Augmenting Noble’s remarks, Deckett said the training was actually the culmination of more than a year of work, including meetings, discussions, small scale scenarios and more. “So, we have been gaining information and training over the entire year, but this full scale exercise is where we put it all together, with all agencies participating.”
According to Deckett, first responder agencies never know what type of emergency calls they will face. “When a person dials 911, we must respond, and know how to handle that emergency. By training, reviewing, discussing, and training again, we put ‘mental markers’ in our brain so in the event of a real call, we automatically put a plan into action.”
Similar comments were made by Ferguson, who shared that all of the sworn TPA personnel, including himself, participated in the drill.
“I think the drill was a great success and our staff gained a lot of valuable information. We have participated in drills that practiced only the entry and tactical aspects of stopping an active shooter. Leading up to this drill we expanded that to include how fire and EMS would assist in the response,” he stated.
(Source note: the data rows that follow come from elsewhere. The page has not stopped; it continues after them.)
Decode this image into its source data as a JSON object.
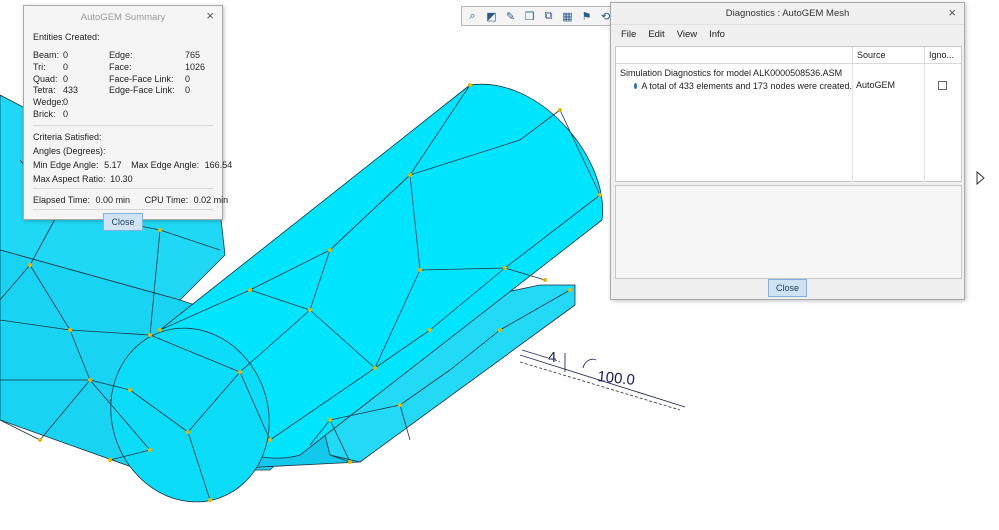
{
  "toolbar": {
    "icons": [
      "zoom-icon",
      "refit-icon",
      "repaint-icon",
      "display-style-icon",
      "saved-orientations-icon",
      "datum-display-icon",
      "annotation-display-icon",
      "spin-center-icon"
    ]
  },
  "summary": {
    "title": "AutoGEM Summary",
    "entities_heading": "Entities Created:",
    "entities": [
      {
        "label": "Beam:",
        "value": "0",
        "label2": "Edge:",
        "value2": "765"
      },
      {
        "label": "Tri:",
        "value": "0",
        "label2": "Face:",
        "value2": "1026"
      },
      {
        "label": "Quad:",
        "value": "0",
        "label2": "Face-Face Link:",
        "value2": "0"
      },
      {
        "label": "Tetra:",
        "value": "433",
        "label2": "Edge-Face Link:",
        "value2": "0"
      },
      {
        "label": "Wedge:",
        "value": "0",
        "label2": "",
        "value2": ""
      },
      {
        "label": "Brick:",
        "value": "0",
        "label2": "",
        "value2": ""
      }
    ],
    "criteria_heading": "Criteria Satisfied:",
    "angles_heading": "Angles (Degrees):",
    "min_edge_label": "Min Edge Angle:",
    "min_edge_value": "5.17",
    "max_edge_label": "Max Edge Angle:",
    "max_edge_value": "166.54",
    "aspect_label": "Max Aspect Ratio:",
    "aspect_value": "10.30",
    "elapsed_label": "Elapsed Time:",
    "elapsed_value": "0.00 min",
    "cpu_label": "CPU Time:",
    "cpu_value": "0.02 min",
    "close_label": "Close"
  },
  "diagnostics": {
    "title": "Diagnostics : AutoGEM Mesh",
    "menu": [
      "File",
      "Edit",
      "View",
      "Info"
    ],
    "columns": [
      "",
      "Source",
      "Igno..."
    ],
    "message_title": "Simulation Diagnostics for model ALK0000508536.ASM",
    "message": "A total of 433 elements and 173 nodes were created.",
    "source": "AutoGEM",
    "ignore_checked": false,
    "close_label": "Close"
  },
  "annotation": {
    "roughness": "4",
    "value": "100.0"
  },
  "colors": {
    "mesh_fill": "#00e5ff",
    "mesh_edge": "#1a3340",
    "node": "#e8b800",
    "accent_button": "#cfe3f5"
  }
}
“This drill really makes individual agencies contemplate what roles the other agencies and disciplines are tasked with which makes us all work better together,” he continued.
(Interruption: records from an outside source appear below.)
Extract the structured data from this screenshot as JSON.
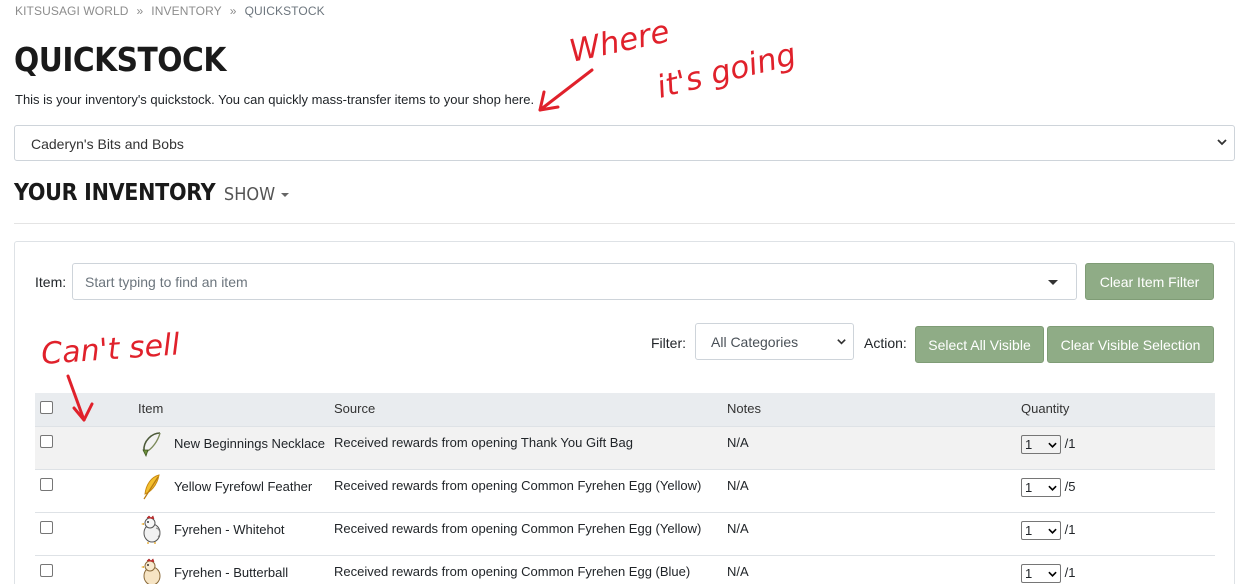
{
  "breadcrumb": {
    "home": "KITSUSAGI WORLD",
    "section": "INVENTORY",
    "current": "QUICKSTOCK",
    "sep": "»"
  },
  "page": {
    "title": "QUICKSTOCK",
    "intro": "This is your inventory's quickstock. You can quickly mass-transfer items to your shop here."
  },
  "shop_select": {
    "value": "Caderyn's Bits and Bobs"
  },
  "inventory": {
    "title": "YOUR INVENTORY",
    "show": "SHOW"
  },
  "filter_bar": {
    "item_label": "Item:",
    "item_placeholder": "Start typing to find an item",
    "clear_item_filter": "Clear Item Filter",
    "filter_label": "Filter:",
    "category_value": "All Categories",
    "action_label": "Action:",
    "select_all": "Select All Visible",
    "clear_selection": "Clear Visible Selection"
  },
  "table": {
    "headers": {
      "item": "Item",
      "source": "Source",
      "notes": "Notes",
      "quantity": "Quantity"
    },
    "rows": [
      {
        "name": "New Beginnings Necklace",
        "icon": "necklace-icon",
        "source": "Received rewards from opening Thank You Gift Bag",
        "notes": "N/A",
        "qty": "1",
        "max": "/1"
      },
      {
        "name": "Yellow Fyrefowl Feather",
        "icon": "feather-icon",
        "source": "Received rewards from opening Common Fyrehen Egg (Yellow)",
        "notes": "N/A",
        "qty": "1",
        "max": "/5"
      },
      {
        "name": "Fyrehen - Whitehot",
        "icon": "chicken-icon",
        "source": "Received rewards from opening Common Fyrehen Egg (Yellow)",
        "notes": "N/A",
        "qty": "1",
        "max": "/1"
      },
      {
        "name": "Fyrehen - Butterball",
        "icon": "chicken-icon",
        "source": "Received rewards from opening Common Fyrehen Egg (Blue)",
        "notes": "N/A",
        "qty": "1",
        "max": "/1"
      }
    ]
  },
  "annotations": {
    "where": "Where",
    "its_going": "it's going",
    "cant_sell": "Can't sell",
    "color": "#e0212b"
  },
  "colors": {
    "accent_green": "#8fac86",
    "annotation_red": "#e0212b"
  }
}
Ferguson also gave credit to Perrera, saying he was the one who initiated the regular meeting of representatives from all five school districts in Iosco County, law enforcement, EMS, fire and the hospital, as well as other disciplines that complement these agencies.
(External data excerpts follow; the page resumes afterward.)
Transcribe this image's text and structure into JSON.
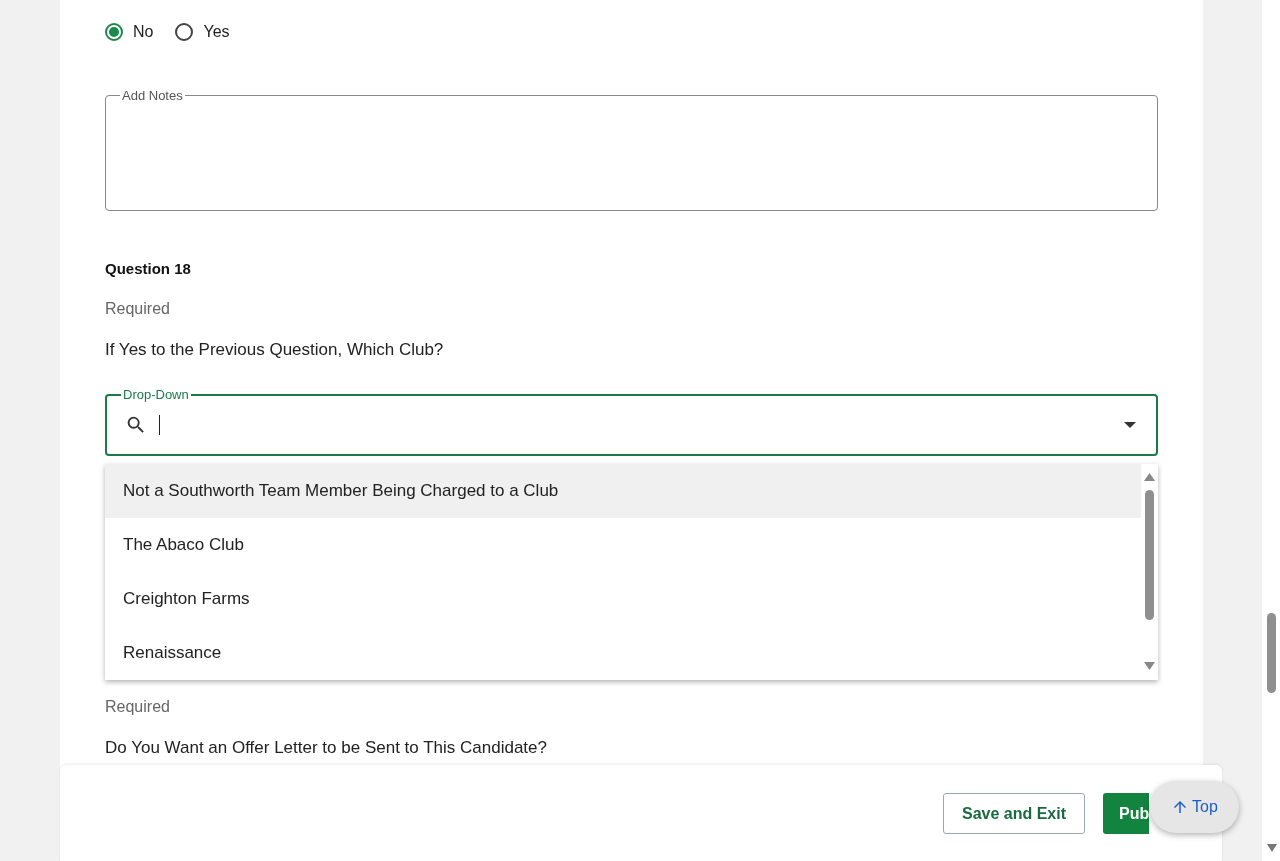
{
  "answer_options": [
    {
      "label": "No",
      "selected": true
    },
    {
      "label": "Yes",
      "selected": false
    }
  ],
  "notes": {
    "label": "Add Notes"
  },
  "question": {
    "number": "Question 18",
    "required": "Required",
    "text": "If Yes to the Previous Question, Which Club?"
  },
  "dropdown": {
    "label": "Drop-Down",
    "expanded": true,
    "options": [
      {
        "label": "Not a Southworth Team Member Being Charged to a Club",
        "selected": true
      },
      {
        "label": "The Abaco Club",
        "selected": false
      },
      {
        "label": "Creighton Farms",
        "selected": false
      },
      {
        "label": "Renaissance",
        "selected": false
      }
    ]
  },
  "next_question": {
    "required": "Required",
    "text": "Do You Want an Offer Letter to be Sent to This Candidate?"
  },
  "footer": {
    "buttons": [
      {
        "label": "Save and Exit",
        "kind": "outline"
      },
      {
        "label": "Pub",
        "kind": "primary"
      }
    ]
  },
  "top_button": {
    "label": "Top"
  }
}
“From those meeting there have been several significant advancements at several schools in the County including many security measures and procedure updates,” according to Ferguson. “It also resulted in the training I mentioned earlier which was needed to get all first responders up to speed and ready for this drill.”
Ferguson said he has been part of other groups which have discussed similar ideas, but that nothing actually happened until Perrera stepped up and initiated the meetings.
Ferguson also praised those from the MSP, saying this agency took on the huge task of orchestrating the training and scenarios.
Iosco County Sheriff Allan MacGregor said there were four members of his department who participated in the latest drills, and that staff has undergone similar training in the past.
He noted that, in smaller areas, all agencies have to work together as a team. Training events such as the one at TAHS help EMS and fire department members learn about additional ways that they can assist law enforcement in such situations.
MacGregor said the public should know that all of the responders throughout Iosco County are conscious of the possibility of an active shooter – and should find comfort in the fact that, if this were to occur locally, the departments have been trained for this possibility.